Electricity Grid Commissioner Nick Winser. Image: gov.uk

Trade body Solar Energy UK has welcomed the report by Electricity Grid Commissioner Nick Winser recommending ways to accelerate grid infrastructure build time.

The report outlines 18 recommendations to halve the time it takes to upgrade grid infrastructure like transmission cables, which can currently take 12-14 years from identification to commissioning. 

The resulting ‘congestion’ in the energy grid has meant that up to 230GW of projects are currently in line to connect to the power grid.
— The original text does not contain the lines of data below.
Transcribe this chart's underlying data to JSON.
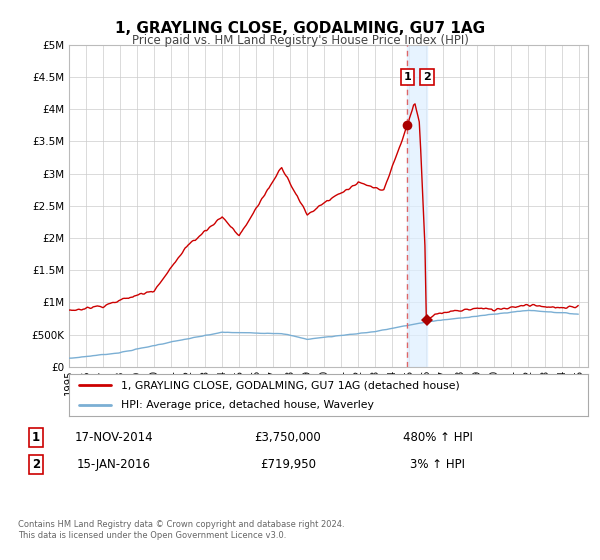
{
  "title": "1, GRAYLING CLOSE, GODALMING, GU7 1AG",
  "subtitle": "Price paid vs. HM Land Registry's House Price Index (HPI)",
  "line1_label": "1, GRAYLING CLOSE, GODALMING, GU7 1AG (detached house)",
  "line2_label": "HPI: Average price, detached house, Waverley",
  "line1_color": "#cc0000",
  "line2_color": "#7bafd4",
  "marker_color": "#aa0000",
  "dashed_line_color": "#dd6666",
  "solid_line_color": "#880000",
  "annotation1_num": "1",
  "annotation2_num": "2",
  "annotation1_date": "17-NOV-2014",
  "annotation1_price": "£3,750,000",
  "annotation1_hpi": "480% ↑ HPI",
  "annotation2_date": "15-JAN-2016",
  "annotation2_price": "£719,950",
  "annotation2_hpi": "3% ↑ HPI",
  "footer": "Contains HM Land Registry data © Crown copyright and database right 2024.\nThis data is licensed under the Open Government Licence v3.0.",
  "ylim": [
    0,
    5000000
  ],
  "yticks": [
    0,
    500000,
    1000000,
    1500000,
    2000000,
    2500000,
    3000000,
    3500000,
    4000000,
    4500000,
    5000000
  ],
  "ytick_labels": [
    "£0",
    "£500K",
    "£1M",
    "£1.5M",
    "£2M",
    "£2.5M",
    "£3M",
    "£3.5M",
    "£4M",
    "£4.5M",
    "£5M"
  ],
  "xlim_start": 1995.0,
  "xlim_end": 2025.5,
  "event1_x": 2014.88,
  "event1_y": 3750000,
  "event2_x": 2016.04,
  "event2_y": 719950,
  "background_color": "#ffffff",
  "grid_color": "#cccccc",
  "shade_color": "#ddeeff"
}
Winser’s report calls for the establishment of the Future Systems Operator, which should then assess the scope for flexibility markets. 

Our sister site Current± covered all the recommendations of Winser’s report last Friday. 

Winser called for a “dramatic increase” in electricity transmission infrastructure and the speed of its deployment, a call welcomed by Solar Energy UK’s director of policy and delivery, Gemma Grimes.  

Grimes said: “We greatly support the recommendations and agree that they are needed to reduce the delivery time for strategic transmission to around seven years. Any longer than seven years risks jeopardising the attainment of net zero. The changes must be taken forward as a package to be most effective.”  

However, Grimes also cautioned that “delivering the plan ultimately depends on Ofgem, the Department for Energy Security and Net Zero, the planning system and government as a whole, fully backing the accelerated delivery of net zero – and enabling transmission and distribution network operators rather than constraining them.”  

Winser is the former chair of the Energy Systems Catapult, who also welcomed the report.

Winser’s report calls for the establishment of a Strategic Spatial Energy Plan for Great Britain which would forecast long term supply and demand and cut the time to construct transmission infrastructure to 7 years.  

Solar Energy UK particularly welcomed Recommendation 8 on new ‘Electricity Transmission Design Principles’, which it said “should result in a clearer, more open and more transparent process for proposing new grid infrastructure and the consideration of its merits by the Planning Inspectorate.” 

The body said there was also the need for a public information campaign on the need to upgrade the grid, following on from a public attitudes survey recently commissioned by Solar Energy UK which found low public awareness of the necessity for grid upgrades.